Even here at Life Bible Fellowship Church we see this erosion of community community, especially as we continue to grow. Last Sunday we had 975 people at our church, which makes this need for community even more urgent. Each month we tell participants in our Meet Life Bible Fellowship Church seminar that if you want to truly feel connected at this church, you need to be part of some kind of small group. Authentic relationships and a sense of belonging come from being part of a smaller group of people, where you pray together, care for each other, and seek to grow in the spiritual journey together. It doesn’t matter whether it’s a home Bible study like our Share & Care Groups, or a discussion group in Mom to Mom, or an informal accountability group, or a Bible study here at the church, or whatever. A sense of belonging is directly tied to our involvement in a smaller group of people we share with as a community. Back in the 1970s and early 1980s, we had as many as 80% of our people involved in these kinds of groups. Yet as hard as we try to get people into these kinds of groups, our level of involvement hovers at about 50% of our adults being in some sort of small group.

We hunger for community, yet it seems to elude our grasp. As we look around, we find that lots of groups in our culture are based on merit. Groups thrive on created an "in" crowd that excludes the "out" crowd. We all experienced it in high school. There were the jocks who excelled in sports, the "socials" who were popular, the "brains" who did well academically, and there were people like me who they called the "stoners," who excelled at getting into trouble. And you remember what it was like; very rarely did people cross between their group because the lines were so well defined.
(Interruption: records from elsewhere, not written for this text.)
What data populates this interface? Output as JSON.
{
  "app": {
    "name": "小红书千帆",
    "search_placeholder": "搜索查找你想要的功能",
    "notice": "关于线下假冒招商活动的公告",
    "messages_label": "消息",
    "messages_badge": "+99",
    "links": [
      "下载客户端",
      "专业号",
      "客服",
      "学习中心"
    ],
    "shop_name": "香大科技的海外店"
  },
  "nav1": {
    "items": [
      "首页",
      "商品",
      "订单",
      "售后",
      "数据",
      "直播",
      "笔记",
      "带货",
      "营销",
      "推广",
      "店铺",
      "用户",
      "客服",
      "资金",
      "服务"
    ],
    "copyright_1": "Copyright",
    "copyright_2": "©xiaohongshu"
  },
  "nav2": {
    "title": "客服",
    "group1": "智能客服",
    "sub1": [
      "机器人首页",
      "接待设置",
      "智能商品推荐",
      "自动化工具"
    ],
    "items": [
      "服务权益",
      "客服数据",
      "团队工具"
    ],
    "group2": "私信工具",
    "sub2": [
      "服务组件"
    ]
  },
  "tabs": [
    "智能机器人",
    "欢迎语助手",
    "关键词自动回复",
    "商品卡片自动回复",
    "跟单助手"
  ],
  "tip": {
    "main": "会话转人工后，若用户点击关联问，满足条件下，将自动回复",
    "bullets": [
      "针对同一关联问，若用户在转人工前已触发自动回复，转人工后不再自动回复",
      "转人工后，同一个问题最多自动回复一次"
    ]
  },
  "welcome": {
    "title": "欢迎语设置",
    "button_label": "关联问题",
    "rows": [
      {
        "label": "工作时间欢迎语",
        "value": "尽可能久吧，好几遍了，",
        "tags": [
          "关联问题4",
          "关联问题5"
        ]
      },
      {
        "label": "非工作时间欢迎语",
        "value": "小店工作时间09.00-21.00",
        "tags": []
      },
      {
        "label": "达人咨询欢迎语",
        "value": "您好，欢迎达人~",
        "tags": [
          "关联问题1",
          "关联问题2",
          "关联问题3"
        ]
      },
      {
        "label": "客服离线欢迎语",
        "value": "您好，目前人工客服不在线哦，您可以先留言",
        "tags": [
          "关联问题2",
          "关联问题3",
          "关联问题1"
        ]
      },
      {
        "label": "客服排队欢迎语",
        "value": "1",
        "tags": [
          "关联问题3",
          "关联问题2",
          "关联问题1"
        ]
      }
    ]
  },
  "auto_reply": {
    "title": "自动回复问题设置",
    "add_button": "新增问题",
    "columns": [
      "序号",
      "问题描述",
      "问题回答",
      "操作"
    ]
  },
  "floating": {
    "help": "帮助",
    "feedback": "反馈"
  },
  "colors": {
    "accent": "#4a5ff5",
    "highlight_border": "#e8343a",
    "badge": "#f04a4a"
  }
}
Then in college it was the honor societies or the fraternities, again where involvement was based on merit. With all these groups based on merit, most of us go through life feeling like we don’t quite fit in. I was at a pastors conference in San Diego all week this week with 1700 other pastors, and even in the midst of ministry colleagues I constantly fought a sneaking suspicion that if these people really knew me they’d kick me out. We constantly compare what we do know about ourselves to what we don’t know about each other. Or as they taught me in AA, we compare our "inside" to other people’s "outside."

Then we come to the Christian community, what the Bible calls the Church. And in the Church we’re supposed to find a community based on God’s grace. But sometimes in the church what we find is just a mirror image of what we find in our culture. We often find cliques and divisions, insiders and outsiders just like other places. Yet I think every Christian would agree that the Christian Church is supposed to be a community of grace.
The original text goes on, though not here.